Thousands of migrating fish are making their way through the Barwon River’s lower tidal barrage fishway. As part of the statewide VEFMAP program looking at the responses of aquatic systems in response to environmental flows, aquatic scientists from the Arthur Rylah Institute have been monitoring the numbers of fish moving through the fishway which was constructed by the CCMA in 2013.
Fishways are structures that allow fish to move past barriers such as weirs and regulators which would otherwise restrict their access to the rest of the river either up or downstream. These barriers are a major threat to migratory native fish across Australia, which need to complete part of their life cycle at sea or in estuaries.
CCMA organised for members of the Geelong Field Naturalists Club to come and see the Arthur Rylah staff in action and for them to learn a little more about the aquatic fauna of the local area, the majority of the species having never been seen by the group previously.

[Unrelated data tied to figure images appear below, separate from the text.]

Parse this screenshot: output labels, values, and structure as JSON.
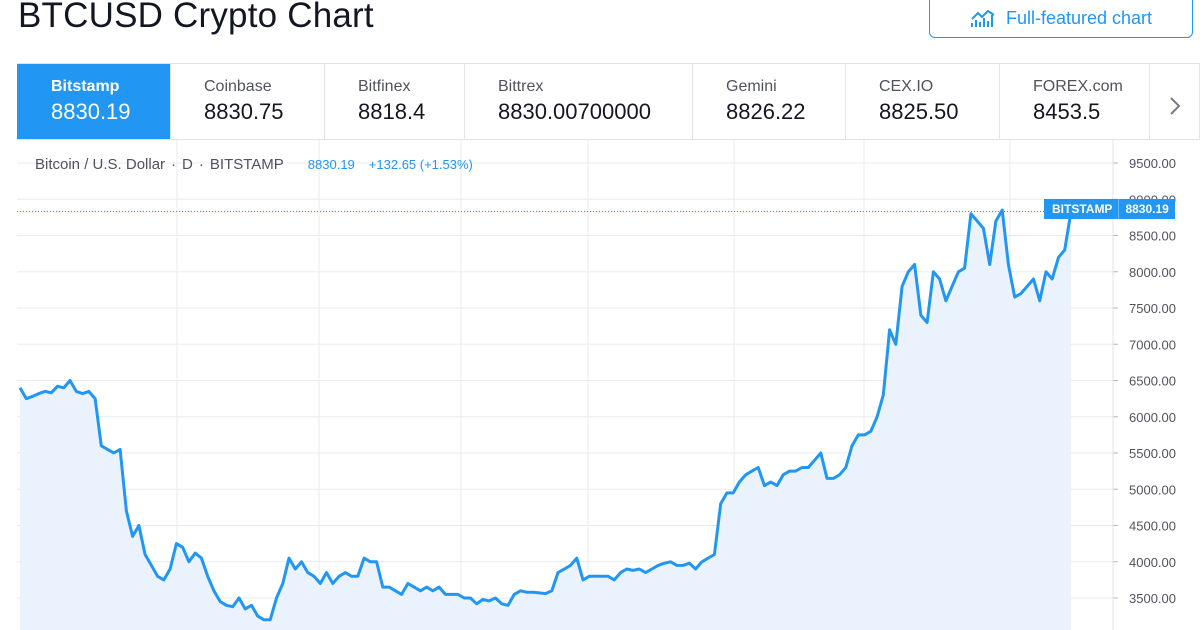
{
  "page": {
    "title": "BTCUSD Crypto Chart"
  },
  "header": {
    "full_chart_label": "Full-featured chart",
    "full_chart_icon": "chart-line-icon"
  },
  "tabs": [
    {
      "exchange": "Bitstamp",
      "price": "8830.19",
      "active": true
    },
    {
      "exchange": "Coinbase",
      "price": "8830.75"
    },
    {
      "exchange": "Bitfinex",
      "price": "8818.4"
    },
    {
      "exchange": "Bittrex",
      "price": "8830.00700000"
    },
    {
      "exchange": "Gemini",
      "price": "8826.22"
    },
    {
      "exchange": "CEX.IO",
      "price": "8825.50"
    },
    {
      "exchange": "FOREX.com",
      "price": "8453.5"
    }
  ],
  "tabs_next_icon": "chevron-right-icon",
  "legend": {
    "symbol": "Bitcoin / U.S. Dollar",
    "sep": "·",
    "interval": "D",
    "exchange": "BITSTAMP",
    "last": "8830.19",
    "change": "+132.65 (+1.53%)"
  },
  "price_badge": {
    "label": "BITSTAMP",
    "value": "8830.19"
  },
  "colors": {
    "accent": "#2196f3",
    "area_fill": "#eaf3fd",
    "grid": "#e8ebf0"
  },
  "chart_data": {
    "type": "area",
    "series": [
      {
        "values": [
          6400,
          6250,
          6280,
          6320,
          6350,
          6330,
          6420,
          6400,
          6500,
          6350,
          6320,
          6350,
          6250,
          5600,
          5550,
          5500,
          5550,
          4700,
          4350,
          4500,
          4100,
          3950,
          3800,
          3750,
          3900,
          4250,
          4200,
          4000,
          4120,
          4050,
          3800,
          3600,
          3450,
          3400,
          3380,
          3500,
          3350,
          3400,
          3250,
          3200,
          3200,
          3500,
          3700,
          4050,
          3900,
          4000,
          3850,
          3800,
          3700,
          3850,
          3700,
          3800,
          3850,
          3800,
          3800,
          4050,
          4000,
          4000,
          3650,
          3650,
          3600,
          3550,
          3700,
          3650,
          3600,
          3650,
          3600,
          3650,
          3550,
          3550,
          3550,
          3500,
          3500,
          3420,
          3480,
          3460,
          3500,
          3420,
          3400,
          3550,
          3600,
          3580,
          3580,
          3570,
          3560,
          3600,
          3850,
          3900,
          3950,
          4050,
          3750,
          3800,
          3800,
          3800,
          3800,
          3750,
          3850,
          3900,
          3880,
          3900,
          3850,
          3900,
          3950,
          3980,
          4000,
          3950,
          3950,
          3980,
          3900,
          4000,
          4050,
          4100,
          4800,
          4950,
          4950,
          5100,
          5200,
          5250,
          5300,
          5050,
          5100,
          5050,
          5200,
          5250,
          5250,
          5300,
          5300,
          5400,
          5500,
          5150,
          5150,
          5200,
          5300,
          5600,
          5750,
          5750,
          5800,
          6000,
          6300,
          7200,
          7000,
          7800,
          8000,
          8100,
          7400,
          7300,
          8000,
          7900,
          7600,
          7800,
          8000,
          8050,
          8800,
          8700,
          8600,
          8100,
          8700,
          8850,
          8100,
          7650,
          7700,
          7800,
          7900,
          7600,
          8000,
          7900,
          8200,
          8300,
          8830
        ]
      }
    ],
    "ylim": [
      3200,
      9750
    ],
    "y_ticks": [
      "9500.00",
      "9000.00",
      "8500.00",
      "8000.00",
      "7500.00",
      "7000.00",
      "6500.00",
      "6000.00",
      "5500.00",
      "5000.00",
      "4500.00",
      "4000.00",
      "3500.00"
    ],
    "y_tick_values": [
      9500,
      9000,
      8500,
      8000,
      7500,
      7000,
      6500,
      6000,
      5500,
      5000,
      4500,
      4000,
      3500
    ],
    "last_value": 8830.19,
    "grid": true
  }
}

Sampling was done over nine weeks from October to December 2017. In total, just under 30,000 fish were recorded using the fishway. Two rare fish species were also recorded during sampling; Australian Grayling and Australian Mudfish. Both of these species are vulnerable to extinction and protected under state and federal environment legislation. It is encouraging to see that these species are still present in the Barwon River system and that they are using the fishway.
The objective of the monitoring is improve our understanding of native fish responses to environmental water releases to more efficiently utilise environmental water in the future.